What is Caricature

mohammad mazaheri

In Cambridge Dictionary "caricature" is defined as:(the art of making) a drawing or written or spoken description of someone that usually makes them look silly by making part of their appearance or character more noticeable than it really is.

I personally define caricature as this: "if a picture talks a thousand words, a caricature talks a million"
The reason I am saying that is because I can explain someone's personality, character, or their manner through the caricature. It's not just making a photo cartoonified (what all caricature apps do) or just magnifying their nose size and call it a caricature. It would be a fun drawing at its best.  
What a real caricaturist does, is thinking about the message that is supposed to be conveyed, and thinking about distinctive features in anyone's face that make them special, different and unique. Then he would put all this into a frame.
Same as any quality thing in the real world that can not be rushed without losing quality, caricature must be drawn with lots of attention to details which makes it nos as fast as many online services claim. 
What I have learned over the course of 15 years of drawing and teaching caricature is that it’s impossible to teach someone to draw caricatures. I can teach them to DRAW… that isn’t so hard. Learning how a face looks and works by learning anatomy, how expression changes the features, how the angle the face is at changes the perception of features, how hair grows and falls about the head… those are things that can be taught. Cartoon drawing caricatures images USA, on the other hand, is a lot more about seeing what makes the person in front of you unique and personal interpretation than it is about making good, confident marks on the paper. I can explain to someone exactly how to draw a circle, but if I place a circle before them and ask them to draw it and they draw a square… well, that is all about seeing and not drawing. The ability to see, and after that the ability to exaggerate what you see for humorous effect in a caricature… that has to be developed. For most that mean a lot of drawing and a lot of looking.

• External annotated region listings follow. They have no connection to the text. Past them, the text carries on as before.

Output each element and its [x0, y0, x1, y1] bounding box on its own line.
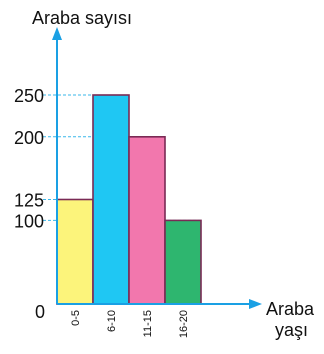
y-tick-label: 250: [14, 86, 44, 106]
x-tick-label: 16-20: [178, 310, 190, 338]
y-axis-arrow-icon: [52, 27, 62, 40]
x-tick-label: 11-15: [142, 310, 154, 337]
x-axis-title-line-2: yaşı: [275, 320, 308, 340]
y-tick-label: 0: [35, 302, 45, 322]
x-axis-arrow-icon: [249, 299, 262, 309]
y-tick-label: 200: [14, 128, 44, 148]
bar-0-5: [56, 198, 94, 305]
bar-16-20: [164, 219, 202, 305]
y-tick-label: 100: [14, 211, 44, 231]
y-axis-title: Araba sayısı: [32, 8, 132, 28]
x-tick-label: 6-10: [106, 310, 118, 332]
bars: [56, 94, 202, 305]
y-tick-label: 125: [14, 191, 44, 211]
bar-11-15: [128, 136, 166, 305]
x-axis-title-line-1: Araba: [266, 299, 315, 319]
x-tick-label: 0-5: [70, 310, 82, 326]
x-tick-labels: 0-5 6-10 11-15 16-20: [70, 310, 190, 338]
bar-6-10: [92, 94, 130, 305]
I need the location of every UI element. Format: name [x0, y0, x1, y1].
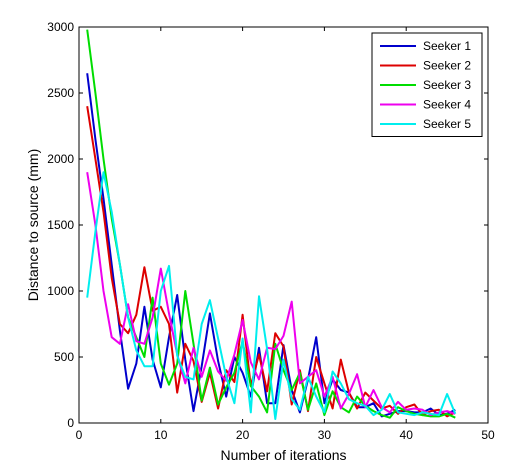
legend-label: Seeker 5: [423, 117, 471, 131]
x-tick-label: 20: [236, 428, 250, 442]
y-tick-label: 1000: [47, 284, 74, 298]
x-tick-label: 50: [481, 428, 495, 442]
y-tick-label: 0: [67, 416, 74, 430]
x-tick-label: 0: [76, 428, 83, 442]
x-tick-label: 30: [318, 428, 332, 442]
x-tick-label: 40: [400, 428, 414, 442]
y-tick-label: 2000: [47, 152, 74, 166]
series-line-seeker-5: [86, 171, 457, 420]
legend-label: Seeker 3: [423, 78, 471, 92]
legend-label: Seeker 2: [423, 59, 471, 73]
series-line-seeker-4: [86, 172, 456, 417]
y-tick-label: 500: [54, 350, 74, 364]
legend: Seeker 1 Seeker 2 Seeker 3 Seeker 4 Seeker 5: [371, 32, 483, 137]
y-tick-label: 3000: [47, 20, 74, 34]
series-line-seeker-2: [86, 106, 456, 418]
x-tick-label: 10: [154, 428, 168, 442]
series-layer: [86, 29, 457, 420]
y-axis-label: Distance to source (mm): [25, 149, 41, 301]
y-tick-label: 1500: [47, 218, 74, 232]
x-axis-label: Number of iterations: [220, 447, 346, 463]
y-tick-label: 2500: [47, 86, 74, 100]
legend-label: Seeker 4: [423, 98, 471, 112]
legend-label: Seeker 1: [423, 39, 471, 53]
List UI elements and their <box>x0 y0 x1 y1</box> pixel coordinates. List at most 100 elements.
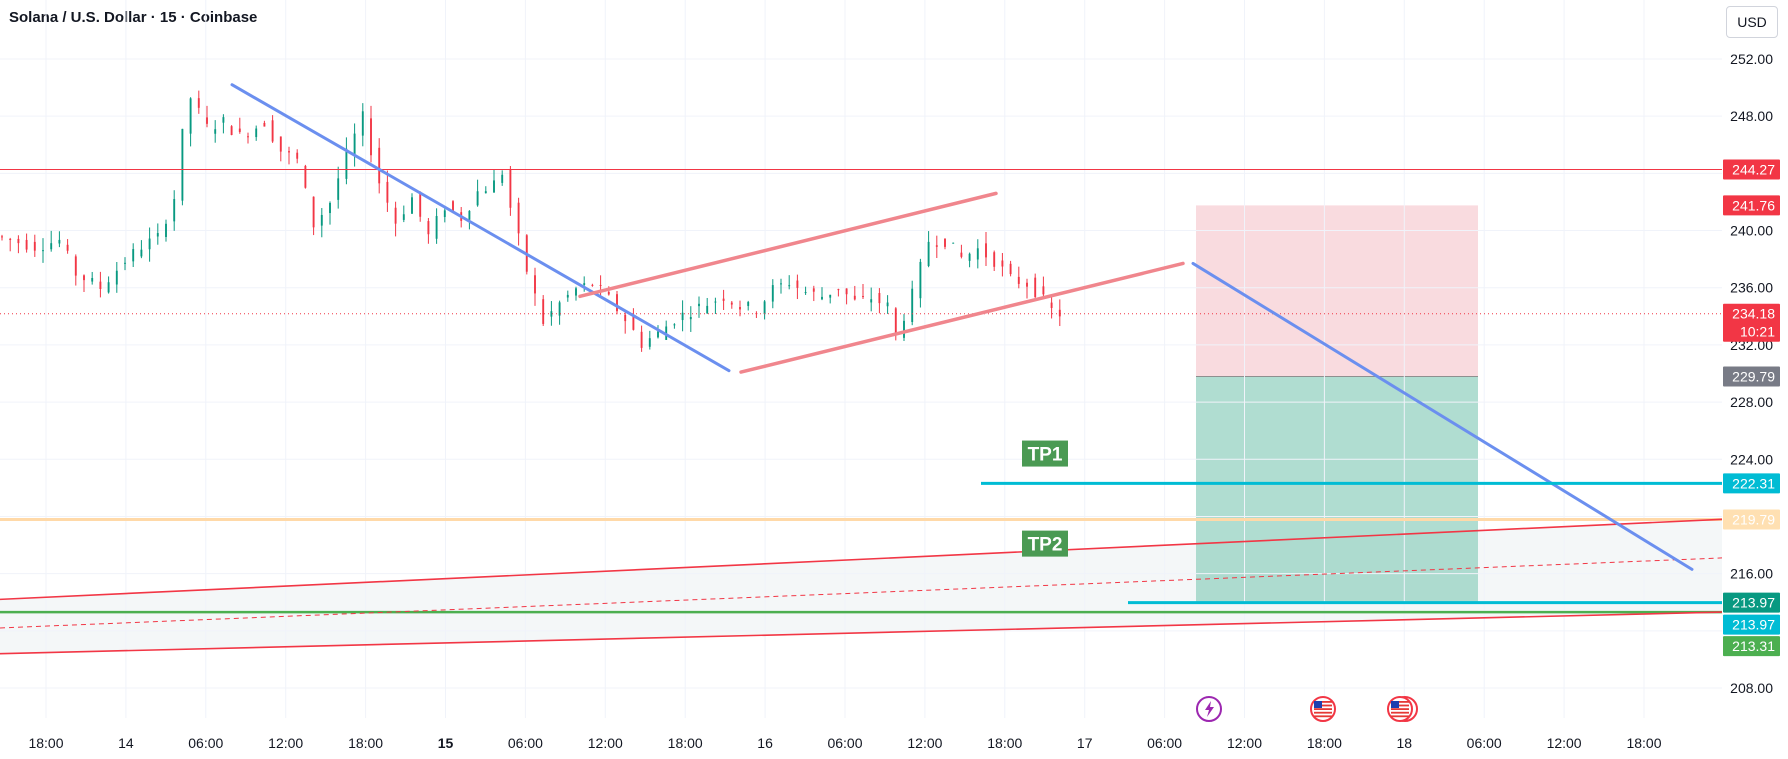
price-tag-bg <box>1723 195 1780 216</box>
candle-body <box>722 298 725 301</box>
price-tick-label: 248.00 <box>1730 108 1773 124</box>
price-axis: 208.00216.00224.00228.00232.00236.00240.… <box>1723 51 1780 696</box>
price-tag-bg <box>1723 159 1780 180</box>
price-tag-value: 241.76 <box>1732 197 1775 213</box>
price-tick-label: 224.00 <box>1730 451 1773 467</box>
flag-stripe <box>1314 708 1332 710</box>
tp2-badge-bg <box>1022 530 1068 557</box>
candle-body <box>271 120 274 142</box>
projection-downtrend-line <box>1191 261 1694 571</box>
candle-body <box>222 117 225 123</box>
candle-body <box>312 196 315 228</box>
candle-body <box>837 289 840 291</box>
candle-body <box>550 311 553 317</box>
candle-body <box>796 280 799 288</box>
candle-body <box>821 296 823 300</box>
price-level-tag: 244.27 <box>1723 159 1780 180</box>
candle-body <box>575 288 577 296</box>
candle-body <box>156 233 159 237</box>
candle-body <box>206 117 208 124</box>
candle-body <box>115 270 118 285</box>
price-tick-label: 228.00 <box>1730 394 1773 410</box>
price-tag-value: 219.79 <box>1732 511 1775 527</box>
candle-body <box>91 278 94 282</box>
candle-body <box>435 216 438 239</box>
candle-body <box>976 248 979 260</box>
time-tick-label: 12:00 <box>588 735 623 751</box>
price-level-tag: 234.18 10:21 <box>1723 303 1780 342</box>
candle-body <box>804 292 807 294</box>
candle-body <box>58 239 61 244</box>
stop-loss-zone <box>1196 205 1478 377</box>
candle-body <box>402 214 405 220</box>
candle-body <box>238 128 241 132</box>
lightning-event-icon[interactable] <box>1196 696 1222 722</box>
price-tag-bg <box>1723 509 1780 530</box>
candle-body <box>99 281 102 289</box>
candle-body <box>214 129 217 134</box>
time-tick-label: 06:00 <box>188 735 223 751</box>
candle-body <box>304 165 307 188</box>
price-tag-value: 222.31 <box>1732 475 1775 491</box>
price-tag-value: 234.18 <box>1732 306 1775 322</box>
price-tag-bg <box>1723 592 1780 613</box>
candle-body <box>698 303 700 307</box>
candle-body <box>197 98 200 108</box>
candle-body <box>452 201 454 212</box>
candle-body <box>361 111 364 136</box>
price-tag-bg <box>1723 303 1780 342</box>
price-level-tag: 213.97 <box>1723 592 1780 613</box>
downtrend-line <box>230 83 731 373</box>
candle-body <box>132 249 135 262</box>
price-tag-value: 213.97 <box>1732 617 1775 633</box>
grid-lines <box>0 0 1722 718</box>
candle-body <box>370 118 372 156</box>
time-tick-label: 18 <box>1397 735 1413 751</box>
candle-body <box>419 191 422 217</box>
time-tick-label: 06:00 <box>1467 735 1502 751</box>
candle-body <box>25 239 28 250</box>
candle-body <box>33 241 36 251</box>
chart-title: Solana / U.S. Dollar · 15 · Coinbase <box>9 9 258 26</box>
candle-body <box>542 299 545 324</box>
candle-body <box>279 136 282 152</box>
flag-stripe <box>1391 715 1409 718</box>
currency-selector-button[interactable]: USD <box>1726 6 1778 38</box>
time-tick-label: 12:00 <box>1227 735 1262 751</box>
candle-body <box>829 294 832 298</box>
price-level-tag: 229.79 <box>1723 366 1780 387</box>
candlestick-series <box>1 90 1061 352</box>
time-tick-label: 18:00 <box>28 735 63 751</box>
candle-body <box>50 243 53 250</box>
candle-body <box>730 302 733 305</box>
time-tick-label: 17 <box>1077 735 1093 751</box>
price-tick-label: 252.00 <box>1730 51 1773 67</box>
candle-body <box>968 253 971 261</box>
candle-body <box>534 275 536 294</box>
drawing-tools: TP1 TP2 <box>0 83 1723 655</box>
time-tick-label: 12:00 <box>1547 735 1582 751</box>
candle-body <box>1026 282 1028 287</box>
candle-body <box>165 223 167 237</box>
candle-body <box>714 301 717 303</box>
candle-body <box>993 252 996 267</box>
candle-body <box>903 320 905 338</box>
candle-body <box>493 180 495 193</box>
us-flag-event-icon[interactable] <box>1310 696 1336 722</box>
flag-canton <box>1391 701 1399 708</box>
candle-body <box>9 238 12 240</box>
candle-body <box>640 331 643 348</box>
candle-body <box>780 283 782 285</box>
candle-body <box>1034 277 1037 297</box>
time-tick-label: 06:00 <box>1147 735 1182 751</box>
candle-body <box>591 284 594 286</box>
us-flag-event-multi-icon[interactable] <box>1387 696 1418 722</box>
candle-body <box>886 302 889 307</box>
candle-body <box>1042 286 1045 295</box>
channel-bottom-line <box>739 261 1185 374</box>
candle-body <box>845 288 848 295</box>
candle-body <box>812 288 815 292</box>
candle-body <box>263 122 266 127</box>
flag-stripe <box>1391 701 1409 703</box>
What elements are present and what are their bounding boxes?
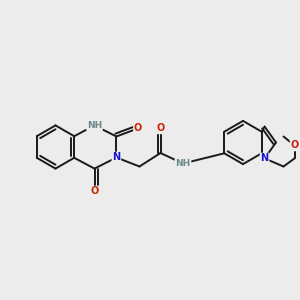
Text: O: O <box>290 140 299 151</box>
Text: NH: NH <box>87 121 102 130</box>
Text: O: O <box>90 186 99 197</box>
Text: N: N <box>112 152 121 163</box>
Text: N: N <box>260 153 269 164</box>
Text: O: O <box>156 123 165 134</box>
Text: NH: NH <box>176 159 190 168</box>
Text: O: O <box>134 123 142 134</box>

Have you ever been walking along at the mall or where ever and along comes somebody with some crazy, incredibly distinct face that maybe sports a gigantic nose or a Cro-Magnon brow or some other obviously out-of-the-ordinary features? Caricaturists have a term for that kind of face… it’s called a “field day”. Think about it for a second… why is that face so ripe for caricature compared to the next guy’s? Are the features really that different? If you took a ruler and measured the size of Mr. Shnozzes’s nose compared to Mr. Normal, the difference would be minimal. So why is he so easy? Because you are SEEING a difference based on perception, and that is giving you your springboard for a caricature. One observation of what makes this person different from “normal”, and you are off and running. The obvious features are easy observations… it’s Johnny and Susie Normal or, worse yet, Johnny and Susie Supermodel that are the challenge. That is where developing an ability to “see” becomes important. There is no face that defies caricature, you just sometimes have to dig a little deeper to find the keys to unlock the more difficult puzzle. In caricature, the old adage of “practice makes perfect” has never been truer. The ability to see doesn’t spring up overnight, and I often tell eager young caricaturists they have about 500 or so bad caricatures in them they have to draw out first before they start noticing the subtle things that hide inside the “ordinary” face.

Although I say it’s “impossible” to teach someone to draw caricatures, it’s not impossible to help them develop their ability to draw them. There are many ways and techniques to help an artist develop their ability to see what is in front of them, recognize what makes what they see unique and then amplify that uniqueness to create a successful caricature. There are general concepts that apply to the overall approach of a caricature as well as specific tricks and tips for individual features and important, main elements that I will be sharing over the multiple parts of this series of articles.